Here is a simplified way of looking at why the Republicans lost from my perspective:
20% – McCain was the candidate – His age worried people about him being able to relate to the modern era and be healthy his entire presidency – this was amplified when he chose Palin as his running mate. His flip flopping turned people away – he was a moderate during the primary, and though he did seem to align himself with Bush, he was often considered bi-partisan. During the election he shed his moderate outer shell and turned into a partisan Republican. I would also argue that his overuse of the phrase “my friends” made him seem less than genuine.
30% – Palin was the running mate – Her unedited, un-doctored interviews with the press where she performed so badly called into question not just her understanding of federal law but her ability to argue a point. Also, her personal life did not match her rhetoric – she pushed the kind of moral agenda made famous by the Republican party without the behavior to always back it up. And more than anything the racism and hatred she seemed to bring out in people at rallies as she called into question Obama’s “associations” – this might have energized a fringe part of the GOP, but it turned off a nation looking for a way forward, not a way back.

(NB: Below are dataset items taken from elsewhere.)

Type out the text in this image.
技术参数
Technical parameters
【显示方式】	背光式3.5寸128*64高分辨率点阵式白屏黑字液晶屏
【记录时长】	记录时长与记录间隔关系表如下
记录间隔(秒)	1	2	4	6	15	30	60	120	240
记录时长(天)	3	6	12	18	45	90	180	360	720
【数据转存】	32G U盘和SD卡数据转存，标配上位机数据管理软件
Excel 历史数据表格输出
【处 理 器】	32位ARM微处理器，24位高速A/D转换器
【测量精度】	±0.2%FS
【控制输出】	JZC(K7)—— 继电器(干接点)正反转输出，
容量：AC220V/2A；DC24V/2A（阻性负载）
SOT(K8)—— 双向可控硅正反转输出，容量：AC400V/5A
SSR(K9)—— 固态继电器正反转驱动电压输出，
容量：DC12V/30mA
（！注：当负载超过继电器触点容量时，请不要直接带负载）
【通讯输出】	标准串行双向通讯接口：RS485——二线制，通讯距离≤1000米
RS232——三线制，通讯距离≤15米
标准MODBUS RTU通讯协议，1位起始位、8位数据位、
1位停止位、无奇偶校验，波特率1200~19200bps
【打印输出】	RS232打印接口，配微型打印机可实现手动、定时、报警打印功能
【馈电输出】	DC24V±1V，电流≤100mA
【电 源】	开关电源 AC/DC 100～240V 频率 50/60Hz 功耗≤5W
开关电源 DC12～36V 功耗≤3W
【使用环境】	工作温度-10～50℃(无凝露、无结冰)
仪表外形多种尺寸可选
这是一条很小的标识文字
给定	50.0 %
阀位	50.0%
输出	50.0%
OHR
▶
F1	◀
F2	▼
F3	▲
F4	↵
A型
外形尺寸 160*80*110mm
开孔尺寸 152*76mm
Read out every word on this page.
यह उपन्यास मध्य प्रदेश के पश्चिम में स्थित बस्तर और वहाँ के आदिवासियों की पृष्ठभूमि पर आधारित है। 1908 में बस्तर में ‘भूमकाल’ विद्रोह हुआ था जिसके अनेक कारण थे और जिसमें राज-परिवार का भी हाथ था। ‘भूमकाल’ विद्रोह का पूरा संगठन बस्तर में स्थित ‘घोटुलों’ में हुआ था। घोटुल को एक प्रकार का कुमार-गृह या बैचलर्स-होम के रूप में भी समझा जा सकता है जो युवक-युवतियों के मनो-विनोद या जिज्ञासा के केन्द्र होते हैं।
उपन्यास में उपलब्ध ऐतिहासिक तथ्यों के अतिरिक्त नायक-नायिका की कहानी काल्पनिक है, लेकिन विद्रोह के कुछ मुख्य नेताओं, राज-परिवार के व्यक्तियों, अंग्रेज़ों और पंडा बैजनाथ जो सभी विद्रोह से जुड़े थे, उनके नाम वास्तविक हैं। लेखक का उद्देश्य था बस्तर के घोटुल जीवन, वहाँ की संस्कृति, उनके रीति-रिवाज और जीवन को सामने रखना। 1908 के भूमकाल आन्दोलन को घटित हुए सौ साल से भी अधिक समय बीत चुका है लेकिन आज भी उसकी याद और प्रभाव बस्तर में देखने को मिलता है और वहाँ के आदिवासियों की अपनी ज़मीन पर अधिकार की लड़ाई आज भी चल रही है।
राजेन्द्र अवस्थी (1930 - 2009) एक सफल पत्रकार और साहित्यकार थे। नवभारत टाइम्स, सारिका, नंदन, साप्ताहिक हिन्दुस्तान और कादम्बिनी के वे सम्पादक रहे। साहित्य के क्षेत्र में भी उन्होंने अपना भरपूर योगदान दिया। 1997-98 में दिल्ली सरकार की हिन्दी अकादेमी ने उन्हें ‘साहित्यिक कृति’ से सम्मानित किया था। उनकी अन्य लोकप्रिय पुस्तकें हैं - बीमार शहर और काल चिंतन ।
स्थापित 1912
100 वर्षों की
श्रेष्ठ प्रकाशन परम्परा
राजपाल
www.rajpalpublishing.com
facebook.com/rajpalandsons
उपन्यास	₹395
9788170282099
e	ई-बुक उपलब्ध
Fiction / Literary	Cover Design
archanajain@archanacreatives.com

50% – Economy – the collapse of the economy during a predominately Republican era did not get lost on folks obviously and was a dominating factor in why the GOP lost. Nor did it get lost on the voting populace that the over-riding theory of economics being practiced for the past thirty years was from a Republican perspective, especially the push for deregulation and the infamous “trickle-down” – a visual that always reminded this writer of, well, yellow snow.
Now you would think that a political party as organized as the Republicans would see this for themselves and choose a new approach to win over new voters. Yet they are using Palin still in the press, pushing their economic model over Obama’s, and putting McCain out in the open again attacking Obama. I’m confused why they think this strategy will work the second time when it’s not even an election season.
If they continue this course of partisan thinking they will fail. Perhaps a new party will emerge from the dust with a new name, but the GOP of old will be nothing more than a shadow.